My friend Trinknitty is an amazing cook and craftswoman, and when I show up for her Crafternoon gatherings with my tote bag full of super glue and gas-station-purchased sewing kits, I make her cringe with my slapdash methods. And I’ve tried to change my ways. I have! But my DIY-ing preferences are set. If I want something done right, I hire a pro. If I want it done quickly and shoddily, I do it myself.
Now, that doesn’t mean I’m hemming wool pants with staples or gluing sequins onto fine silk blouses. But it DOES mean I’m:
Cropping my own jeans
Just about all of us have hacked jeans into shorts, but don’t limit yourselves! Even if you’re not comfortable hemming, you can still crop. Make a pair of clamdiggers or Bermudas from those unworn, unloved jeans. If the unfinished hem gets scraggly, just trim the longest threads to keep it relatively tidy.
Turning crew neck tees into boat necks
Crew necklines are renowned for their neck-shortening properties, and boat necklines are more flattering on many. If you’ve got an old crew neck tee that needs a new lease on life, try transforming it into a boat neck. (Make sure you’re starting with a crew and not a scoop or v, or you’ll end up making a shirt that shows the world your entire bra.) Place the tee on a flat surface and make sure both halves are aligned, then begin cutting an inch out from the formal collar, dipping down to remove the existing neckline, and then trimming back up to an inch out from the other side of the formal collar. Obviously, the end product of this particular DIY is going to be pretty ragged and casual-looking. But if you’re fine with that, haul out the scissors!
Swapping out buttons
Even sewing novices such as myself can remove old buttons and stitch on new ones. The tiny holes that the removed threads leave behind even serve as a foolproof template. And friends, nothing makes a plain shirt, jacket, or cardigan look fancy like colorful, funky, even mismatched buttons. Buttons are cheap and can even be thrifted, they’re easy to deal with, and they jazz up any garment.
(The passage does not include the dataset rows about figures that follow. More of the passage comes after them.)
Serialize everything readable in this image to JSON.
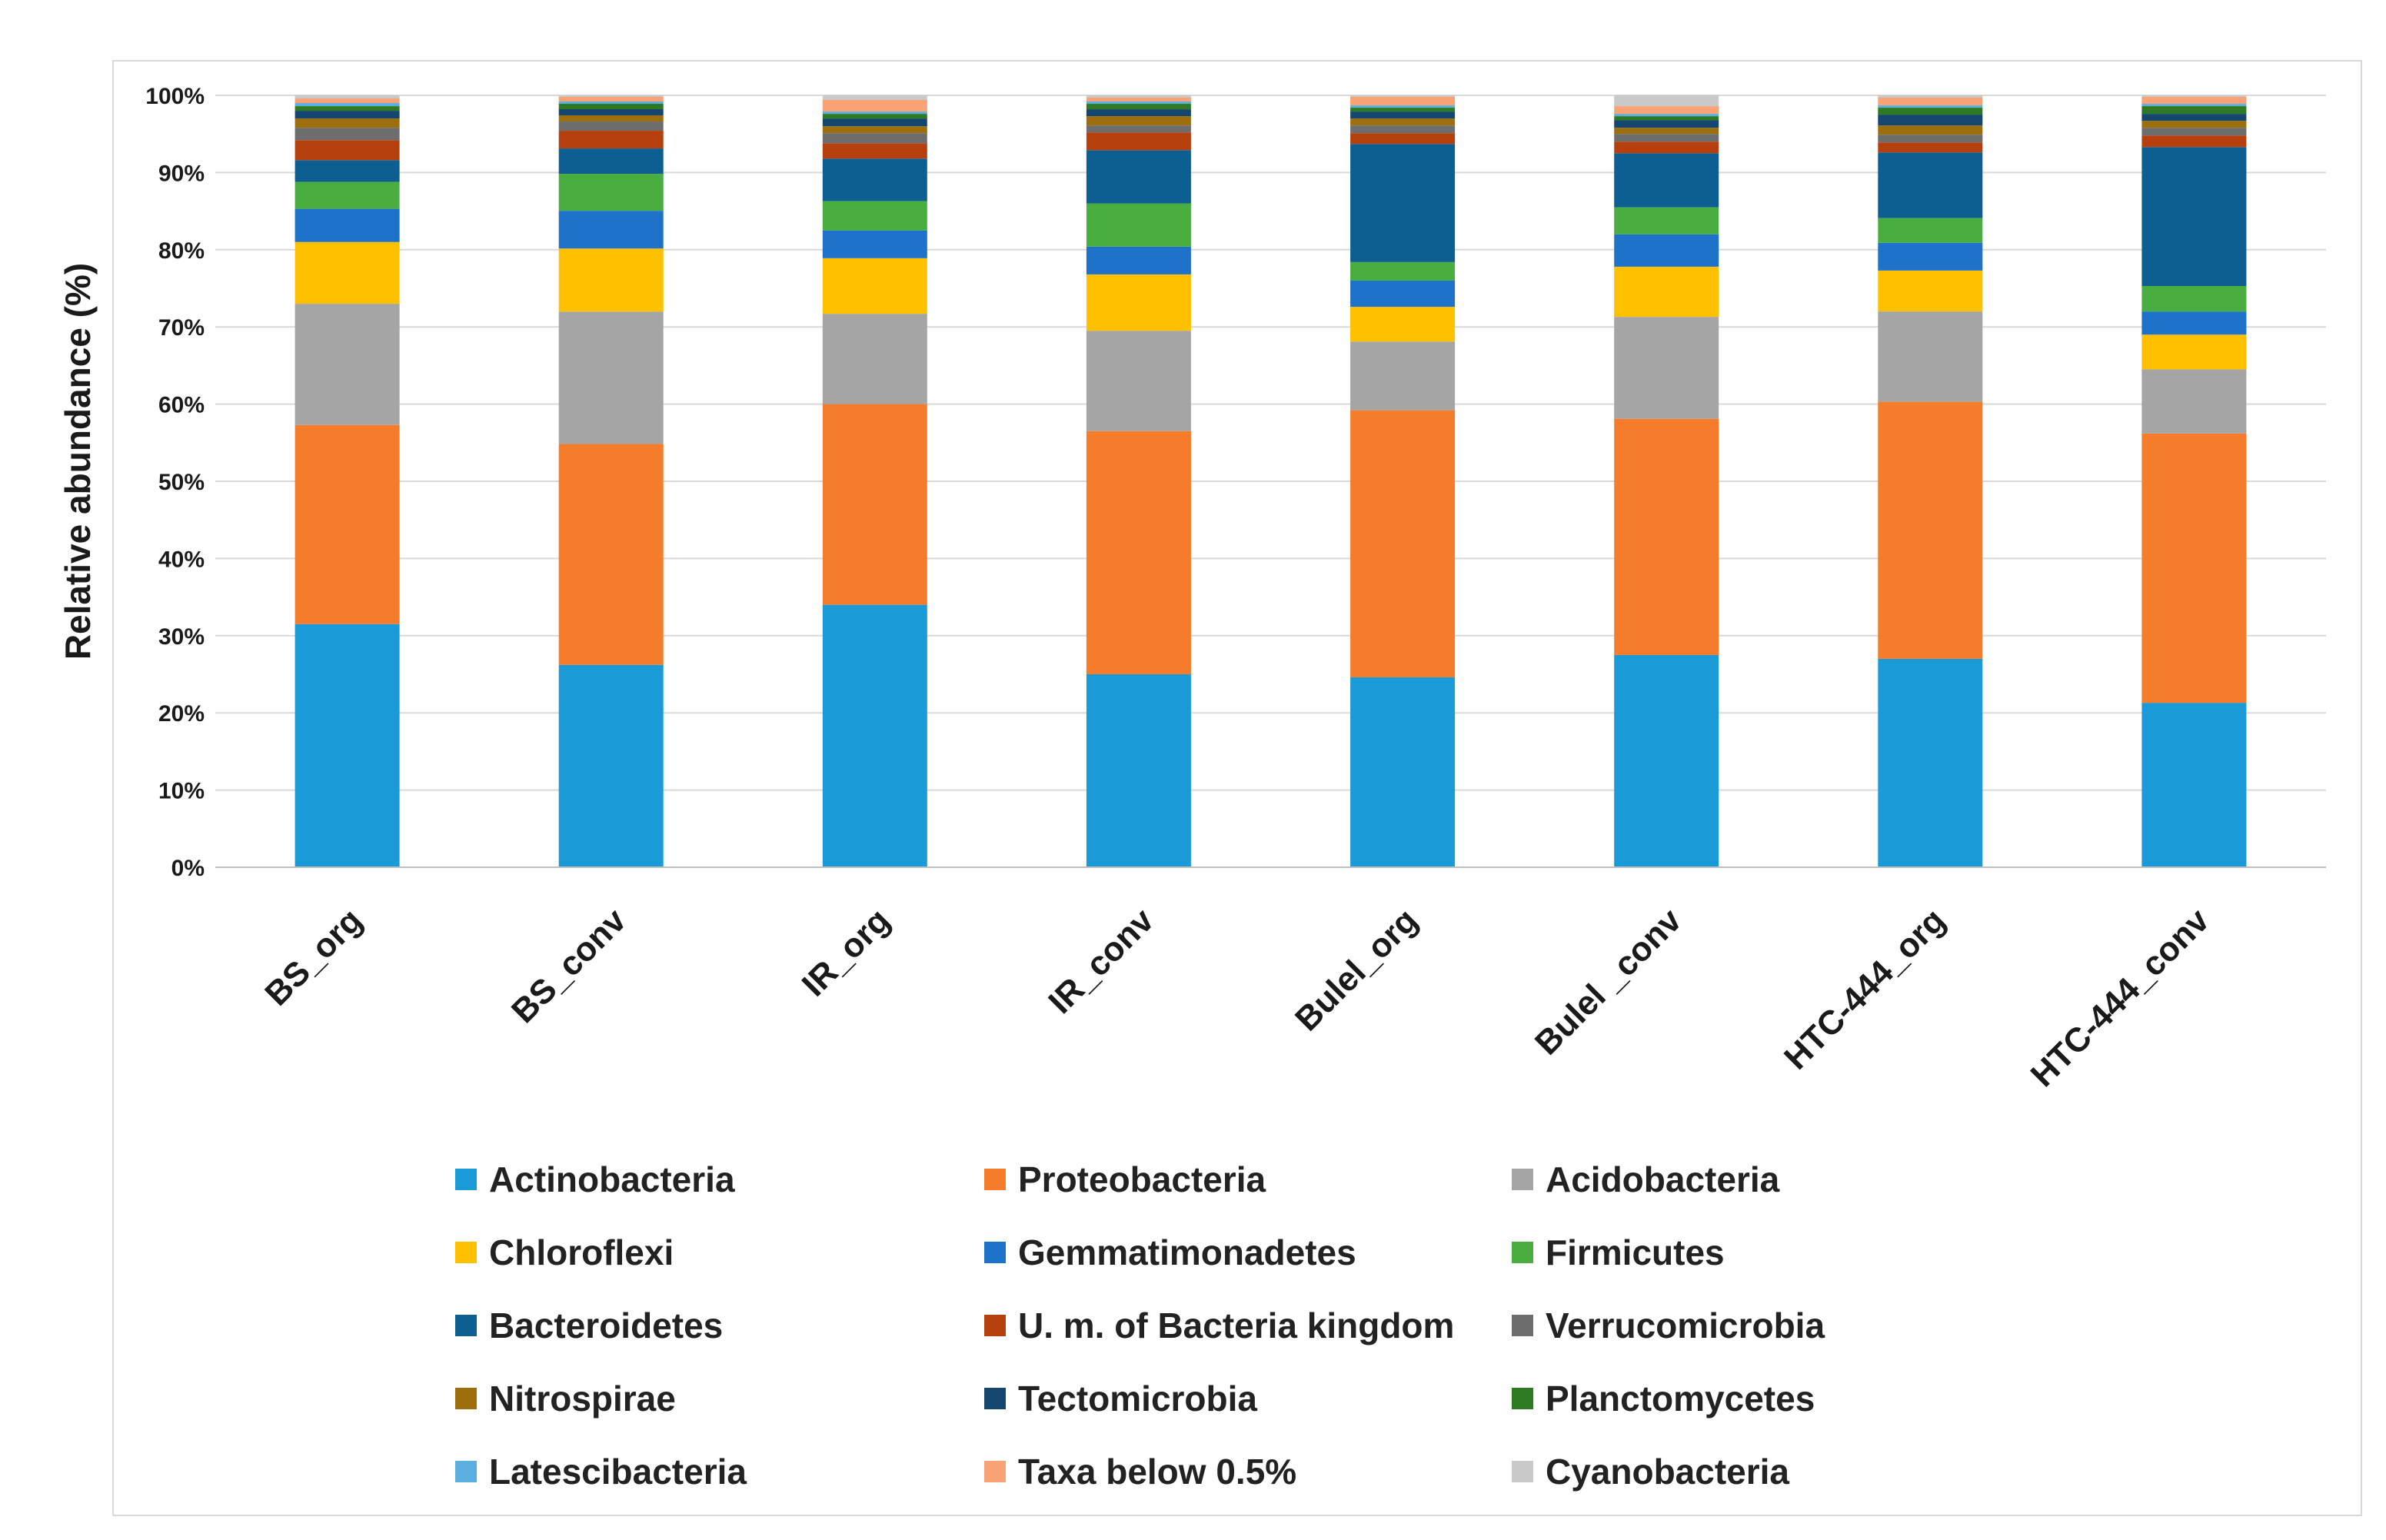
{
  "chart_data": {
    "type": "bar",
    "stacked": true,
    "normalized": true,
    "title": "",
    "xlabel": "",
    "ylabel": "Relative abundance (%)",
    "ylim": [
      0,
      100
    ],
    "yticks": [
      "0%",
      "10%",
      "20%",
      "30%",
      "40%",
      "50%",
      "60%",
      "70%",
      "80%",
      "90%",
      "100%"
    ],
    "grid": true,
    "legend_position": "bottom",
    "categories": [
      "BS_org",
      "BS_conv",
      "IR_org",
      "IR_conv",
      "Bulel_org",
      "Bulel _conv",
      "HTC-444_org",
      "HTC-444_conv"
    ],
    "series": [
      {
        "name": "Actinobacteria",
        "color": "#1a9bd7",
        "values": [
          31.5,
          26.3,
          34.0,
          25.0,
          24.6,
          27.5,
          27.0,
          21.3
        ]
      },
      {
        "name": "Proteobacteria",
        "color": "#f47c2a",
        "values": [
          25.8,
          28.7,
          26.0,
          31.5,
          34.6,
          30.6,
          33.3,
          34.9
        ]
      },
      {
        "name": "Acidobacteria",
        "color": "#a5a5a5",
        "values": [
          15.7,
          17.2,
          11.7,
          13.0,
          8.9,
          13.2,
          11.7,
          8.3
        ]
      },
      {
        "name": "Chloroflexi",
        "color": "#ffc000",
        "values": [
          8.0,
          8.2,
          7.2,
          7.3,
          4.5,
          6.5,
          5.3,
          4.5
        ]
      },
      {
        "name": "Gemmatimonadetes",
        "color": "#1f72c9",
        "values": [
          4.3,
          4.9,
          3.6,
          3.6,
          3.4,
          4.2,
          3.6,
          3.0
        ]
      },
      {
        "name": "Firmicutes",
        "color": "#4aad3f",
        "values": [
          3.5,
          4.8,
          3.8,
          5.6,
          2.4,
          3.5,
          3.2,
          3.3
        ]
      },
      {
        "name": "Bacteroidetes",
        "color": "#0d5f91",
        "values": [
          2.8,
          3.3,
          5.5,
          6.9,
          15.3,
          7.0,
          8.5,
          18.0
        ]
      },
      {
        "name": "U. m. of Bacteria kingdom",
        "color": "#b5400e",
        "values": [
          2.6,
          2.3,
          2.0,
          2.3,
          1.4,
          1.5,
          1.3,
          1.5
        ]
      },
      {
        "name": "Verrucomicrobia",
        "color": "#6d6d6d",
        "values": [
          1.6,
          1.2,
          1.3,
          0.9,
          1.0,
          1.0,
          1.0,
          1.0
        ]
      },
      {
        "name": "Nitrospirae",
        "color": "#9c6f0c",
        "values": [
          1.2,
          0.8,
          0.9,
          1.2,
          0.9,
          0.8,
          1.2,
          0.9
        ]
      },
      {
        "name": "Tectomicrobia",
        "color": "#14466f",
        "values": [
          1.0,
          0.8,
          1.0,
          0.9,
          0.9,
          1.0,
          1.4,
          0.9
        ]
      },
      {
        "name": "Planctomycetes",
        "color": "#2e7a22",
        "values": [
          0.6,
          0.7,
          0.6,
          0.7,
          0.5,
          0.5,
          0.9,
          1.0
        ]
      },
      {
        "name": "Latescibacteria",
        "color": "#5aaee0",
        "values": [
          0.4,
          0.3,
          0.3,
          0.3,
          0.3,
          0.3,
          0.3,
          0.3
        ]
      },
      {
        "name": "Taxa below 0.5%",
        "color": "#f8a276",
        "values": [
          0.6,
          0.6,
          1.5,
          0.5,
          1.1,
          1.0,
          1.0,
          0.9
        ]
      },
      {
        "name": "Cyanobacteria",
        "color": "#c9c9c9",
        "values": [
          0.4,
          0.2,
          0.6,
          0.3,
          0.2,
          1.4,
          0.3,
          0.2
        ]
      }
    ]
  }
}
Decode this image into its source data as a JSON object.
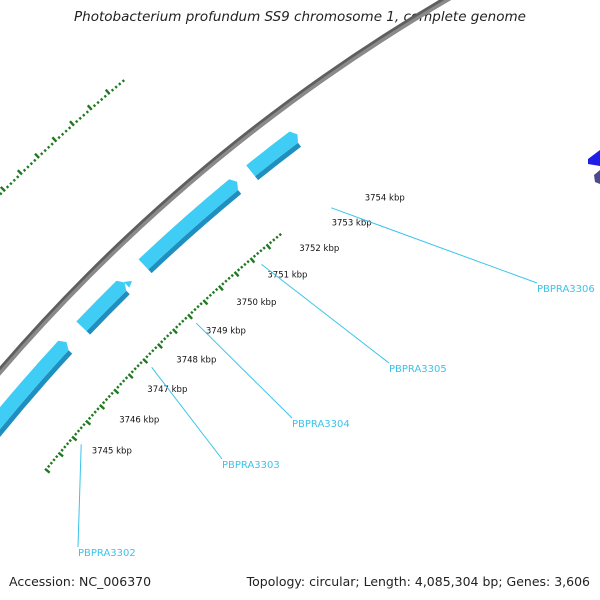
{
  "title": "Photobacterium profundum SS9 chromosome 1, complete genome",
  "accession": "Accession: NC_006370",
  "summary": "Topology: circular; Length: 4,085,304 bp; Genes: 3,606",
  "colors": {
    "gene": "#3fcdf5",
    "gene_edge": "#1e8fbf",
    "gene_dark_blue": "#1e1ee6",
    "gene_slate": "#4a4a8c",
    "backbone": "#8a8a8a",
    "tick": "#1f7a1f",
    "gene_label": "#3cc3ea"
  },
  "tick_labels": [
    "3745 kbp",
    "3746 kbp",
    "3747 kbp",
    "3748 kbp",
    "3749 kbp",
    "3750 kbp",
    "3751 kbp",
    "3752 kbp",
    "3753 kbp",
    "3754 kbp"
  ],
  "genes": [
    {
      "name": "PBPRA3302"
    },
    {
      "name": "PBPRA3303"
    },
    {
      "name": "PBPRA3304"
    },
    {
      "name": "PBPRA3305"
    },
    {
      "name": "PBPRA3306"
    }
  ]
}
Changing hardware color using a paint pen
OK, most clothing doesn’t have hardware, so I’m sneaking in an accessory-specific DIY. (Don’t be mad.) I found out about these magical metallic paint pens last winter, and have used them to “improve” the hardware on at least four pairs of shoes. Touch-ups are definitely necessary, but the paint lasts a surprisingly long time and the only areas that need tending are those where clasps or buckles rub. Use masking tape to shield any areas you don’t want painted. This could even be done to rivets or snaps!